Single by Dimitri Vegas & Like Mike vs. Ummet Ozcan
- Released: 20 April 2015
- Genre: Big room house
- Length: 5:56 (original) 3:31 (short edit)
- Label: Smash The House
- Songwriters: Dimitri Thivaios, Michael Thivaios, Ummet Ozcan
- Producers: Dimitri Thivaios, Michael Thivaios, Ummet Ozcan

Dimitri Vegas & Like Mike singles chronology
| "Tales of Tomorrowland" (2015) | "The Hum" (2015) | "Higher Place" (2015) |

Music video
- "The Hum" on YouTube

= The Hum (Dimitri Vegas & Like Mike song) =

The Hum is a song by the Belgian-Greek DJ duo Dimitri Vegas & Like Mike in collaboration with the Dutch DJ Ummet Ozcan. The song was released on 20 April 2015 and the instrumental belongs to the music genre Electro house. The song uses a sample from the 2013 movie The Wolf of Wall Street, which was the reason of the initial title of the song, The Wolf.

== Composition ==
The single was written and produced by Dimitri and Michael Thivaios, along Ummet Ozcan. It uses the humming and chest tapping that the characters Jordan Belfort and Mark Hanna (played by Leonardo DiCaprio and Matthew McConaughey, respectively) make in the movie The Wolf of Wall Street, along the repeating shout "Raise them up when the bass be dropping!" and "Raise them up when we don't stop rocking!".

== Promotion ==
The song was first played by Dimitri Vegas & Like Mike on July 18, 2014 at Tomorrowland 2014 and received positive acclaim which lead to the speculation about an early release under the initial title The Wolf, named after the sample from The Wolf of Wall Street. In March 2015 was announced the release of the single, but under the title The Hum, causing confusion among fans as it was heavily assumed the track would appear under the name The Wolf. On March 29, 2015, Like Mike posted a video on his Snapchat story where he, Dimitri Vegas and all of management were having dinner together while humming the tune and patting their chests.

== Music video ==

A screenshot from the music video, depicting Dimitri Vegas arm wrestling Jean-Claude Van Damme, with Like Mike, Ummet Ozcan and Charlie Sheen watching them

The song's official music video was first released on May 5, 2015, on Dimitri Vegas & Like Mike's official YouTube channel. The pictures of the set appeared on their Instagram profile with the faces of two movie stars being pixelated, which was intended to increase the tension of the fans. It turned out that the Hollywood actor Charlie Sheen and the Belgian film artist Jean-Claude Van Damme were hiding behind the censored images. On April 21, 2015, the duo posted a teaser of the music video on Facebook.

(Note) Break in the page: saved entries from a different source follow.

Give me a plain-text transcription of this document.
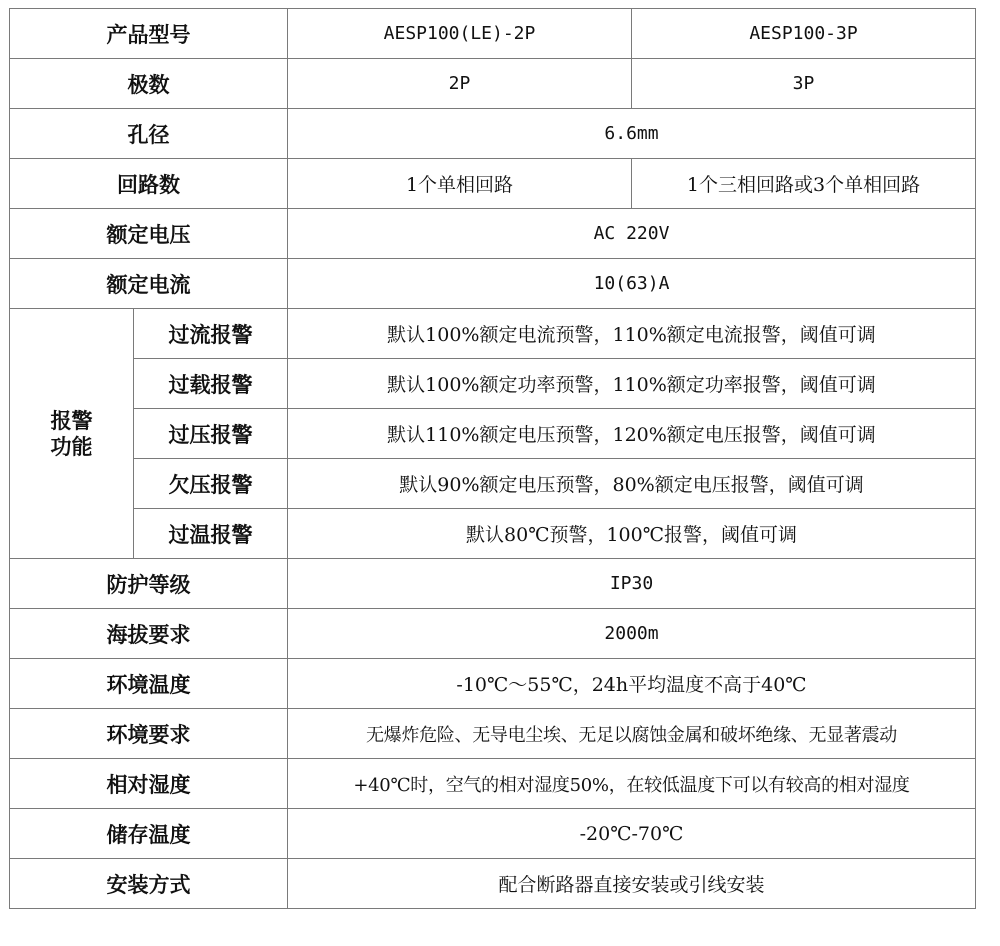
产品型号		AESP100(LE)-2P	AESP100-3P
极数		2P	3P
孔径		6.6mm	
回路数		1个单相回路	1个三相回路或3个单相回路
额定电压		AC 220V	
额定电流		10(63)A	

报警
功能	过流报警	默认100%额定电流预警，110%额定电流报警，阈值可调	
	过载报警	默认100%额定功率预警，110%额定功率报警，阈值可调	
	过压报警	默认110%额定电压预警，120%额定电压报警，阈值可调	
	欠压报警	默认90%额定电压预警，80%额定电压报警，阈值可调	
	过温报警	默认80℃预警，100℃报警，阈值可调	
防护等级		IP30	
海拔要求		2000m	
环境温度		-10℃～55℃，24h平均温度不高于40℃	
环境要求		无爆炸危险、无导电尘埃、无足以腐蚀金属和破坏绝缘、无显著震动	
相对湿度		+40℃时，空气的相对湿度50%，在较低温度下可以有较高的相对湿度	
储存温度		-20℃-70℃	
安装方式		配合断路器直接安装或引线安装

The music video received strong positive reviews because, unlike many recent videos, including many of their own, it is not a simple compilation of their live performances. It was announced to cost around $400,000. After its release, it was viewed almost 10 million times in just three months and was positively rated over 120 thousand times.

The full version has a length of 4 minutes and 44 seconds. The video was inspired by the party scenes from the movies The Hangover and Project X and it presents a crazy party organised by the DJs with Sheen and Van Damme as special guests.

== Track listing ==

Digital download (United States)
| No. | Title | Length |
|---|---|---|
| 1. | "The Hum" (Original Mix) | 5:56 |
| 2. | "The Hum" (Short Edit) | 3:31 |
| 3. | "The Hum" (Lost Frequencies Short Remix) | 2:45 |
| 4. | "The Hum" (Lost Frequencies Extended Remix) | 5:31 |
| 5. | "The Hum" (Kryder & Tom Staar Remix) | 4:47 |

== Chart performance ==

| Chart (2015–16) | Peak position |
|---|---|
| Belgium (Ultratop 50 Flanders) | 1 |
| Belgium (Ultratop 50 Wallonia) | 10 |
| France (SNEP) | 60 |
| US Hot Dance/Electronic Songs (Billboard) | 39 |
| US Dance Airplay (Billboard) | 28 |

== Certifications ==

| Region | Certification | Certified units/sales |
| Belgium (BRMA) | Platinum | 30,000^{*} |
| Sweden (GLF) | Gold | 20,000^{‡} |
^{*} Sales figures based on certification alone. ^{‡} Sales+streaming figures based on certification alone.